Some of the highlights so far (I’m still at about 1987):
Top notch acting from these punks
Robert Smith has a reputation as having been constantly down in the dumps, but he’s actually quite silly
Almost 2 minutes of uncanny-valley-yet-boring then BAM! body horror
Cold War Vibes But Make it Weird is one of my favorite genres of music video from the eighties. Obsessed with their coats
If you enjoy my ramblings, you might like my books!
The Other Me, which PopSugar called a “Black Mirror-esque rabbit hole,” is an inventive page-turner about the choices we make and the ones made for us.
When I’m Her asks the question: How far would you go to get even with the woman who ruined your life?
I cannot recommend KCRW internet radio enough if you want to discover new music but are, like me, lazy about it! AND they have human DJs (fancy).
It is! Disney+.
During my “research” for this newsletter I did come across an interpretation that the Nome King’s taking back of the emeralds and turning everyone into objects is reparations for Oz-ite imperialism…which, fair!

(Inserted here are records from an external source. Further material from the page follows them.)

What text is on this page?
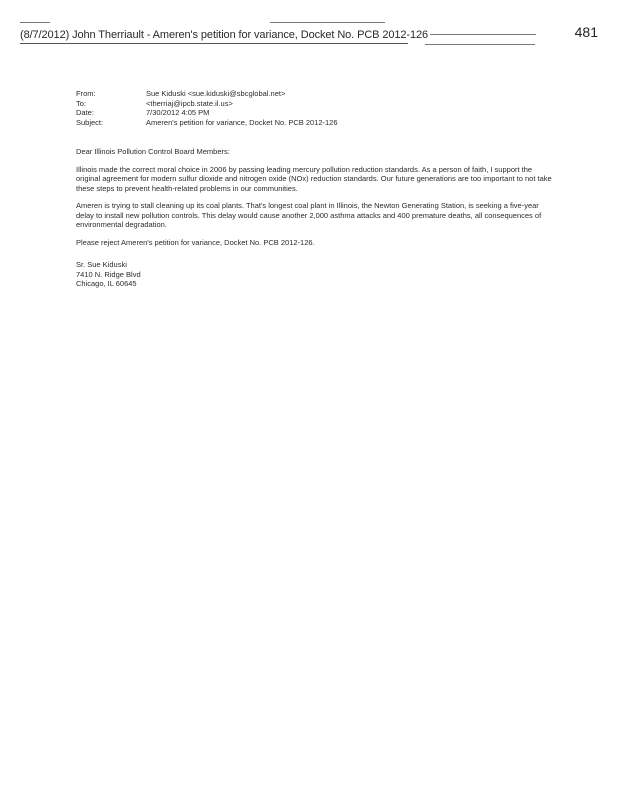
(8/7/2012) John Therriault - Ameren's petition for variance, Docket No. PCB 2012-126	481
From:	Sue Kiduski <sue.kiduski@sbcglobal.net>
To:	<therriaj@ipcb.state.il.us>
Date:	7/30/2012 4:05 PM
Subject:	Ameren's petition for variance, Docket No. PCB 2012-126

Dear Illinois Pollution Control Board Members:

Illinois made the correct moral choice in 2006 by passing leading mercury pollution reduction standards. As a person of faith, I support the original agreement for modern sulfur dioxide and nitrogen oxide (NOx) reduction standards. Our future generations are too important to not take these steps to prevent health-related problems in our communities.

Ameren is trying to stall cleaning up its coal plants. That's longest coal plant in Illinois, the Newton Generating Station, is seeking a five-year delay to install new pollution controls. This delay would cause another 2,000 asthma attacks and 400 premature deaths, all consequences of environmental degradation.

Please reject Ameren's petition for variance, Docket No. PCB 2012-126.

Sr. Sue Kiduski
7410 N. Ridge Blvd
Chicago, IL 60645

It came out during a time when fantasy movies were big into puppetry, so if you’ve seen Labyrinth or The Dark Crystal the look and feel will be familiar.
"Return to Oz" remains one of my favorite movies and had a major influence on me and my sister as children. Then, as teens, "120 Minutes" helped us find bands!
omg I so imprinted on this movie!! that room of heads! the wheelies! the whole thing terrified me but in a way I really enjoyed. also I love that you're watching your way through 120 minutes!